05 Feb Have a damn opinion
I stole that headline. It’s fantastically abrasive and the idea behind it is equally as hard to face.
Designers (and probably everyone else too) should be more brave and authentic to themselves. I read that headline at the same time I was self-censoring a post on Linkedin.
Linkedin is all about business, I thought to myself. You gotta be serious and curate your “workplace brand.” You have to make yourself more attractive to the next potential employer.
Screw that.
I realised my workplace brand is outspoken and involved. With a strong backbone of ethical design practice – and I shouldn’t hold that back. It helps me do great work. And it’s authentic.
It’s super easy to stop yourself speaking out and just sit on your ‘But’.
“But this might be a dumb idea”
“But who care’s what I think.”
“But I gotta pay the rent”
As a designer you are employed to be a designer. That involves so much more than making the logo 10% bigger. If you’re a junior just starting out or a 20 year veteran, your authentic opinion counts for something. You were hired because the person who hired you couldn’t do your job.
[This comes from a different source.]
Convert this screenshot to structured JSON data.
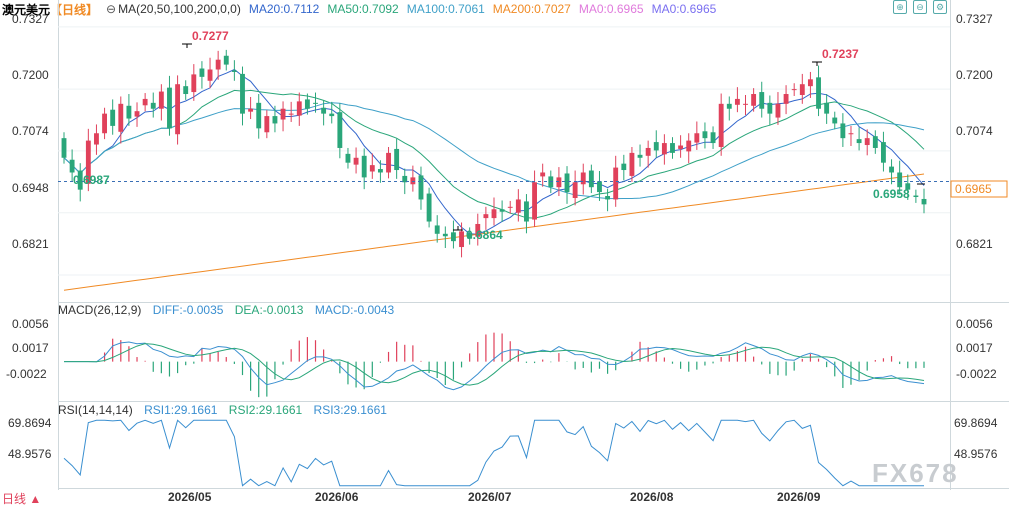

Don’t get me wrong, if you’re going to tell me “I think it should be blue” then you better have a good reason why.
It’s damn hard to face our fear of speaking up. It’s more than just a confidence issue. It’s believing that you don’t need permission to be who you are. The credit belongs to the man or woman who is actually in the arena. Get in the arena.*
The path for overcoming fears is always straight through. Speaking up more and more creates more confidence. Sure some people may not like it and you may even lose a client, but this is how you find the ones who will appreciate you for who you are.
It will hurt for a bit but in time it will make you more resilient.
As graphic designer, artist and writer James Victore says: ‘If you play safe and choke back your voice, you are like a rudderless ship – taking direction from the waves’.
Learn more about being brave and authentic.
James Victore is a great inpiration for anyone. His latest book, Feck Perfuction is worth reading over and over. James is just ridiculously good and honest. He should be your hero. And sorry James for stealing your headline.
Brene Brown is also great. Her book on bravery, Dare to Lead, is a gripping read and will help anyone to be better at being true to themselves.
*Mashup of a 1910 Theodore Roosevelt quote. Worth reading the whole thing:
Theodore Roosevelt, the Man in the Arena. Delivered at the Sorbonne (Paris) on April 23, 1910.
“It is not the critic who counts; not the man who points out how the strong man stumbles, or where the doer of deeds could have done them better. The credit belongs to the man who is actually in the arena, whose face is marred by dust and sweat and blood; who strives valiantly; who errs, who comes short again and again, because there is no effort without error and shortcoming; but who does actually strive to do the deeds; who knows great enthusiasms, the great devotions; who spends himself in a worthy cause; who at the best knows in the end the triumph of high achievement, and who at the worst, if he fails, at least fails while daring greatly, so that his place shall never be with those cold and timid souls who neither know victory nor defeat.”